Court Opinion

ID: 5801749
Source: CourtListenerOpinion
Date Created: 2022-01-12 18:29:18.756387+00
Date Added: 2024-06-11T08:42:36.331588
License: Public Domain

— Judgment entered in the Supreme Court, New York County, on December 21, 1973 convicting the defendant of two counts of burglary in the second degree and one count of assault in the second degree and sentencing him to concurrent indeterminate terms of imprisonment not to exceed six years for each of the burglary convictions and a concurrent three-year term for the assault conviction, unanimously modified, on the law, so as to reverse the convictions of the burglary counts, vacating the sentences imposed thereon and dismissing said burglary counts. We affirm the assault conviction and the sentence imposed thereon.

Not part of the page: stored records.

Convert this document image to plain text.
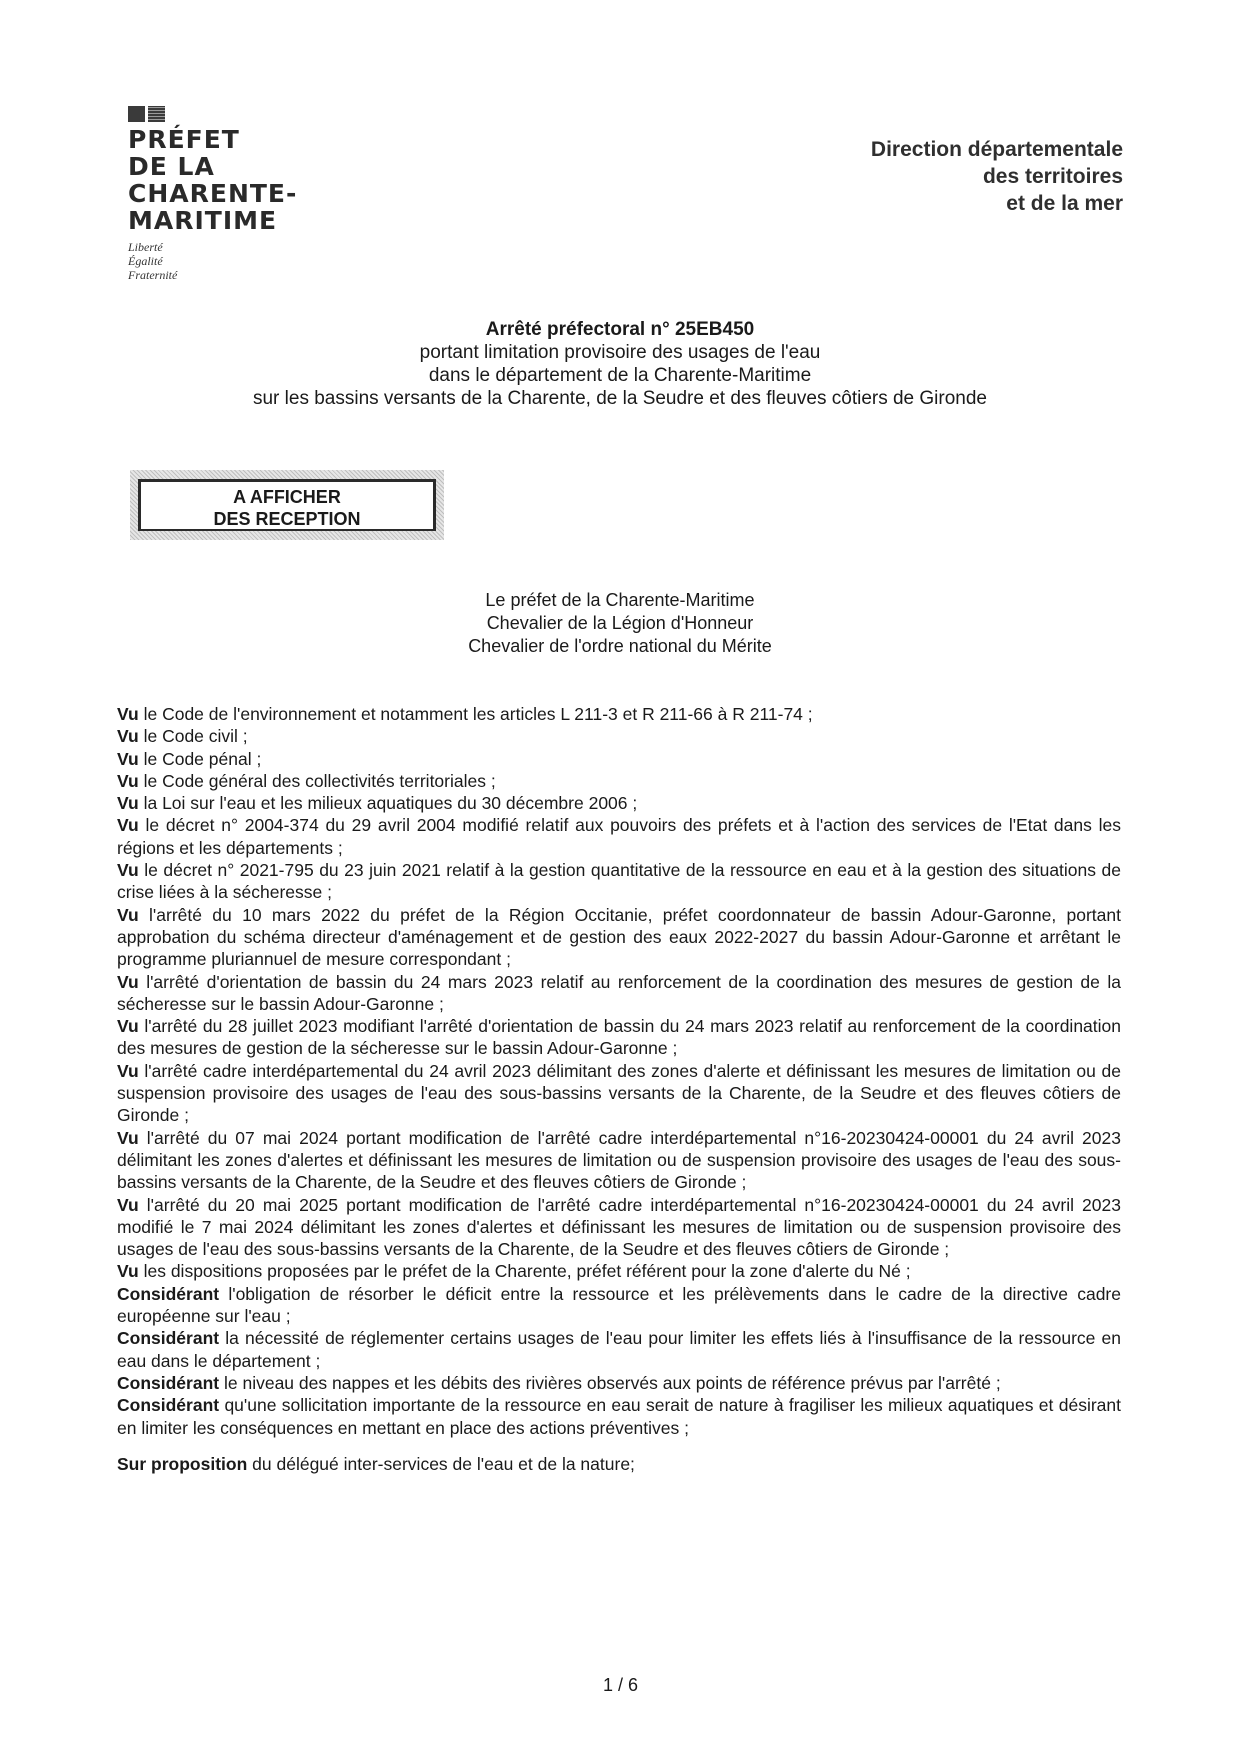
PRÉFET
DE LA
CHARENTE-
MARITIME
Liberté
Égalité
Fraternité
Direction départementale
des territoires
et de la mer
Arrêté préfectoral n° 25EB450
portant limitation provisoire des usages de l'eau
dans le département de la Charente-Maritime
sur les bassins versants de la Charente, de la Seudre et des fleuves côtiers de Gironde
A AFFICHER
DES RECEPTION
Le préfet de la Charente-Maritime
Chevalier de la Légion d'Honneur
Chevalier de l'ordre national du Mérite

Vu le Code de l'environnement et notamment les articles L 211-3 et R 211-66 à R 211-74 ;

Vu le Code civil ;

Vu le Code pénal ;

Vu le Code général des collectivités territoriales ;

Vu la Loi sur l'eau et les milieux aquatiques du 30 décembre 2006 ;

Vu le décret n° 2004-374 du 29 avril 2004 modifié relatif aux pouvoirs des préfets et à l'action des services de l'Etat dans les régions et les départements ;

Vu le décret n° 2021-795 du 23 juin 2021 relatif à la gestion quantitative de la ressource en eau et à la gestion des situations de crise liées à la sécheresse ;

Vu l'arrêté du 10 mars 2022 du préfet de la Région Occitanie, préfet coordonnateur de bassin Adour-Garonne, portant approbation du schéma directeur d'aménagement et de gestion des eaux 2022-2027 du bassin Adour-Garonne et arrêtant le programme pluriannuel de mesure correspondant ;

Vu l'arrêté d'orientation de bassin du 24 mars 2023 relatif au renforcement de la coordination des mesures de gestion de la sécheresse sur le bassin Adour-Garonne ;

Vu l'arrêté du 28 juillet 2023 modifiant l'arrêté d'orientation de bassin du 24 mars 2023 relatif au renforcement de la coordination des mesures de gestion de la sécheresse sur le bassin Adour-Garonne ;

Vu l'arrêté cadre interdépartemental du 24 avril 2023 délimitant des zones d'alerte et définissant les mesures de limitation ou de suspension provisoire des usages de l'eau des sous-bassins versants de la Charente, de la Seudre et des fleuves côtiers de Gironde ;

Vu l'arrêté du 07 mai 2024 portant modification de l'arrêté cadre interdépartemental n°16-20230424-00001 du 24 avril 2023 délimitant les zones d'alertes et définissant les mesures de limitation ou de suspension provisoire des usages de l'eau des sous-bassins versants de la Charente, de la Seudre et des fleuves côtiers de Gironde ;

Vu l'arrêté du 20 mai 2025 portant modification de l'arrêté cadre interdépartemental n°16-20230424-00001 du 24 avril 2023 modifié le 7 mai 2024 délimitant les zones d'alertes et définissant les mesures de limitation ou de suspension provisoire des usages de l'eau des sous-bassins versants de la Charente, de la Seudre et des fleuves côtiers de Gironde ;

Vu les dispositions proposées par le préfet de la Charente, préfet référent pour la zone d'alerte du Né ;

Considérant l'obligation de résorber le déficit entre la ressource et les prélèvements dans le cadre de la directive cadre européenne sur l'eau ;

Considérant la nécessité de réglementer certains usages de l'eau pour limiter les effets liés à l'insuffisance de la ressource en eau dans le département ;

Considérant le niveau des nappes et les débits des rivières observés aux points de référence prévus par l'arrêté ;

Considérant qu'une sollicitation importante de la ressource en eau serait de nature à fragiliser les milieux aquatiques et désirant en limiter les conséquences en mettant en place des actions préventives ;

Sur proposition du délégué inter-services de l'eau et de la nature;

1 / 6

A person is guilty of burglary in the second degree when he "knowingly enters or remains unlawfully in a building with intent to commit a crime therein” (Penal Law, § 140.25). To "Enter or remain unlawfully” means that the person "is not licensed or privileged to do so. A person who, regardless of his intent, enters or remains in or upon premises which are at the time open to the public does so with license and privilege unless he defies a lawful order not to enter or remain, personally communicated to him” (Penal Law, § 140.00, subd 5). The defendant entered a building tenanted by the complaining witness and others. There was a sign on the exterior of the building inviting job applicants to apply within. The defendant, testifying in his own behalf, claimed that he entered the subject building looking for a job. The People concede that Jones was never ordered to leave the building. The People failed to prove that the building entered by the defendant was not open to the public and, therefore, the burglary counts are reversed and dismissed. (See People v Brown, 25 NY2d 374; People v Ennis, 37 AD2d 573, affd 30 NY2d 535.) Concur — Murphy, J. P., Lupiano, Capozzoli, Lane and Nunez, JJ.